Tuesday, May 1, 2012

What the hell new blogger? I hate you!

Dear Blogspot,

This new interface you've got going on is completely counter-intuitive and ugly and I hate it. Why have you done this to me? Against my will?!

When I think of all the years I stuck by you, defending you when everyone told me to dump you and start going out with Wordpress, I am literally sickened. (Yogurt just rose in my throat and I BARELY swallowed it down.) "Blogger is so much easier to use," I'd enthuse! "You just jump on and everything you need is there so clearly marked even a cyber dummy like me can figure it out," I'd encourage those wishing to start a new blog.

And now you've gone and become just like Wordpress, with a side of the new Google inbox and its "simple" look that is really just annoying and strange and not any more functional than it was before.

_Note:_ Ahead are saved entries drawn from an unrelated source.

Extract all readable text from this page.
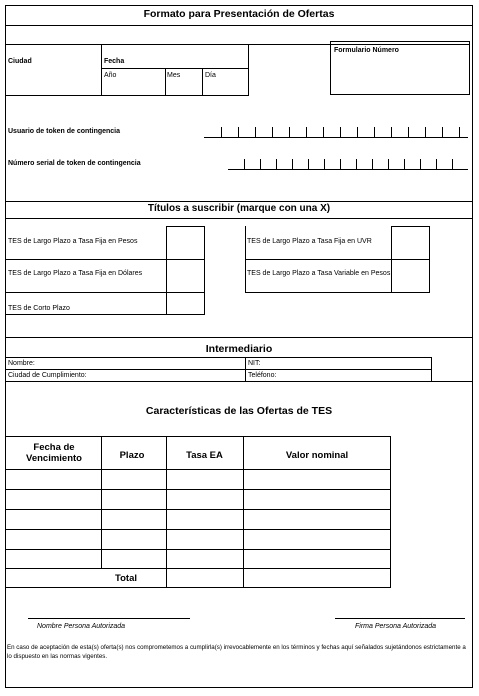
Formato para Presentación de Ofertas
Ciudad	Fecha
Año	Mes	Día
Formulario Número
Usuario de token de contingencia
Número serial de token de contingencia
Títulos a suscribir (marque con una X)
TES de Largo Plazo a Tasa Fija en Pesos
TES de Largo Plazo a Tasa Fija en Dólares
TES de Corto Plazo
TES de Largo Plazo a Tasa Fija en UVR
TES de Largo Plazo a Tasa Variable en Pesos
Intermediario
Nombre:	NIT:
Ciudad de Cumplimiento:	Teléfono:
Características de las Ofertas de TES
Fecha de Vencimiento	Plazo	Tasa EA	Valor nominal
Total
Nombre Persona Autorizada	Firma Persona Autorizada
En caso de aceptación de esta(s) oferta(s) nos comprometemos a cumplirla(s) irrevocablemente en los términos y fechas aquí señalados sujetándonos estrictamente a lo dispuesto en las normas vigentes.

I mean, Wordpress and I had some really bad times back in the early 2000's when I couldn't figure out how to change the templates and kept getting bombarded by spam and then there were plug-ins to install and blah blah blah, but I'm seriously thinking of making a change and going back to him (Wordpress). Or maybe I'll put my blog over on my website like my web designer told me to do in the first place. But even then, after working with square space and realizing how easy it is to use, I was reluctant to leave your warm, comforting waters, Blogger. And how do you thank me? By throwing me into the icy river of this new version of you that I will NEVER love the way I loved the old one.

(If you've never jumped into an icy river, it is really, REALLY scary. I was at a church retreat in 7th grade and we were swinging out on a rope swing and dropping into a creek so cold that when you went under your brain completely short circuited for a few seconds and you were no longer aware of who you were or where you were or what you were doing there. Would have been SO easy to drown there. So easy. It was so cold and shocking that it literally put you outside of yourself for a moment while your brain tried to work out how to convey to the rest of your body that you were really THAT cold.

Reading that, you'd probably assume I only made that jump once, but you'd be wrong. I jumped off that rope swing about 10 times. I was a crazy kid and, in my defense, it was a Church of Christ retreat and by the second day an out-of-body experience was sounding pretty good. Even my Baptist upbringing hadn't prepared me for the intense Conservative ministry smackdown that was leveled upon my vulnerable 13 year old brain. If I hadn't read so many romance novels I probably would have been convinced that wearing a chastity belt for the rest of my life was a good idea. But thanks to romance novels, in a mere three years I was happily making out in the back of my church boy boyfriend's Pathfinder. Thank you romance novels!)

In closing, I'd like to say that I'm not the only one who isn't down with the new you, Blogger. There's talk on the street and well...a lot of it isn't very complimentary.

Sometimes change is necessary, sometimes change is just change and annoying and inconvenient and dumb. The end.